Na primeira, que pertencia ao publicitário Said Farhat e que foi dirigida sucessivamente por Antonio Pimenta Neves (quem contratou Vlado) e Luiz Garcia, havia não só liberdade, mas estímulo, absolutamente excepcionais no regime militar, para o exercício do jornalismo crítico, menos em relação ao modelo econômico da ditadura. O fato de a revista nunca ter estado sob censura prévia, ao contrário da Veja, Estado e Jornal do Brasil, ajudou muito.
Na segunda Visão, comprada de Farhat pelo empreiteiro Henri Maksoud para promover os seus negócios e as suas ambições pessoais, só havia estímulo para pregar a desestatização da economia, a obsessão do thatcherista dono da Hidroservice (e, depois, do hotel que levaria o seu nome).
Farhat, que viria a ser ministro de Comunicacão Social, na fase pré-Riocentro do governo Figueiredo, e presidente da Embratur, fechava com a política delfiniana e não abria. Já em relação a todo o resto era provavelmente o patrão mais aberto da mídia brasileira na época.
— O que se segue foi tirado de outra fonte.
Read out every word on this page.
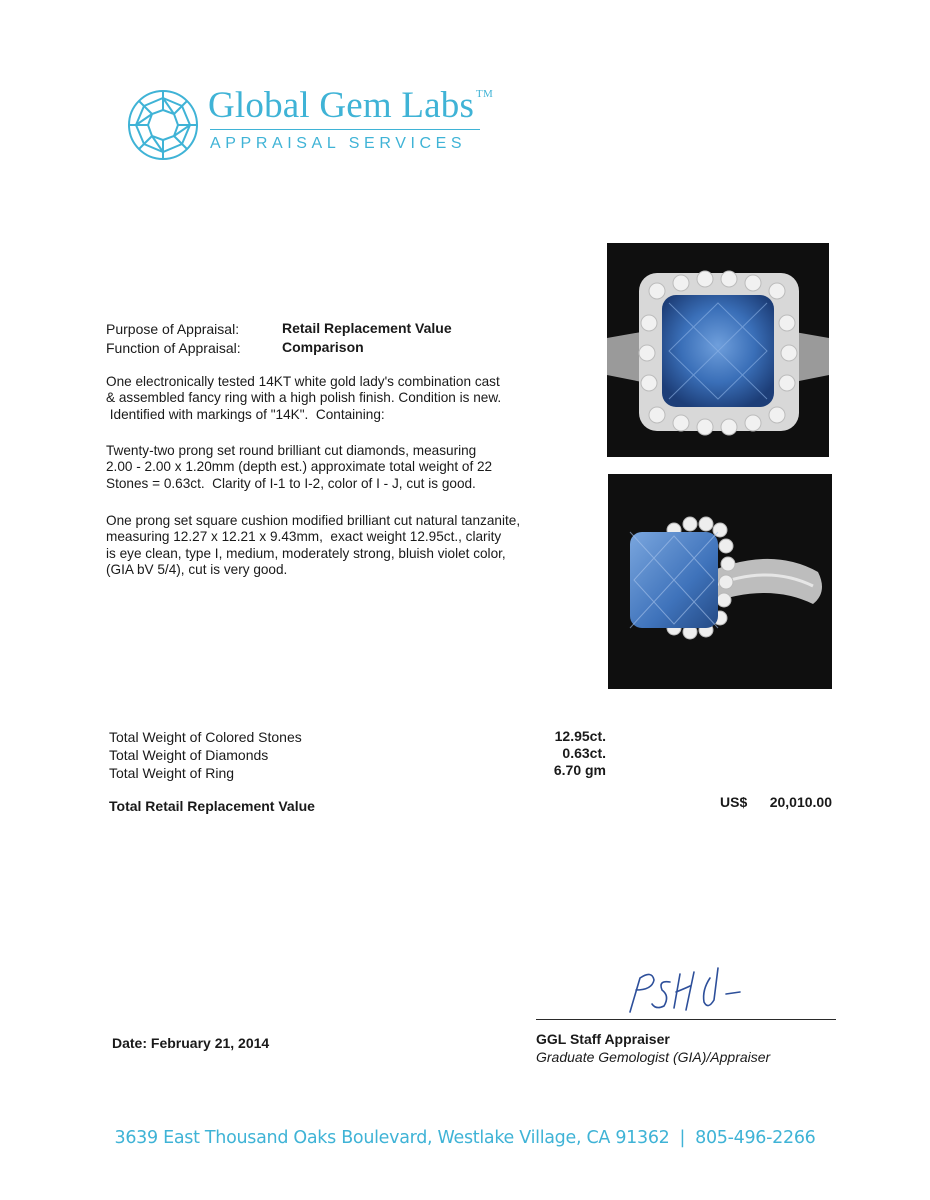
Global Gem Labs ™
APPRAISAL SERVICES
Purpose of Appraisal:	Retail Replacement Value
Function of Appraisal:	Comparison
One electronically tested 14KT white gold lady's combination cast
& assembled fancy ring with a high polish finish. Condition is new.
Identified with markings of "14K".  Containing:
Twenty-two prong set round brilliant cut diamonds, measuring
2.00 - 2.00 x 1.20mm (depth est.) approximate total weight of 22
Stones = 0.63ct.  Clarity of I-1 to I-2, color of I - J, cut is good.
One prong set square cushion modified brilliant cut natural tanzanite,
measuring 12.27 x 12.21 x 9.43mm,  exact weight 12.95ct., clarity
is eye clean, type I, medium, moderately strong, bluish violet color,
(GIA bV 5/4), cut is very good.
Total Weight of Colored Stones	12.95ct.
Total Weight of Diamonds	0.63ct.
Total Weight of Ring	6.70 gm
Total Retail Replacement Value	US$	20,010.00
Date: February 21, 2014	GGL Staff Appraiser
Graduate Gemologist (GIA)/Appraiser
3639 East Thousand Oaks Boulevard, Westlake Village, CA 91362 | 805-496-2266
Lido, viajado e sofisticado, ele se definia como um liberal – que pronunciava, para que o entendessem, “líberal”, como os americanos chamam os defensores de idéias progressistas em matéria de direitos civis e liberdades individuais. Não era pouco, no Brasil dos generais.
Publisher acidental
No filme de João Batista, o jornalista Fernando Moraes diz que a Visão reunia um verdadeiro “dream team” – e citou principalmente aqueles que foram para a revista depois que o seu controle passou do “líberal” Farhat para o autoritário, no plano pessoal e político, Maksoud. Fernando mencionou o nome deste e omitiu o daquele – criando uma confusão que o documentário poderia ter desfeito com outros depoimentos.
Alguns dos citados, como Ricardo A. Setti e Rolf Kuntz, além do próprio Fernando, eram já então, de fato, jornalistas pedra 90. Por isso mesmo, acabaram se retirando da Visão tacanha e míope do publisher acidental Henri Maksoud, menos de um ano depois de irem para lá cheios de esperança.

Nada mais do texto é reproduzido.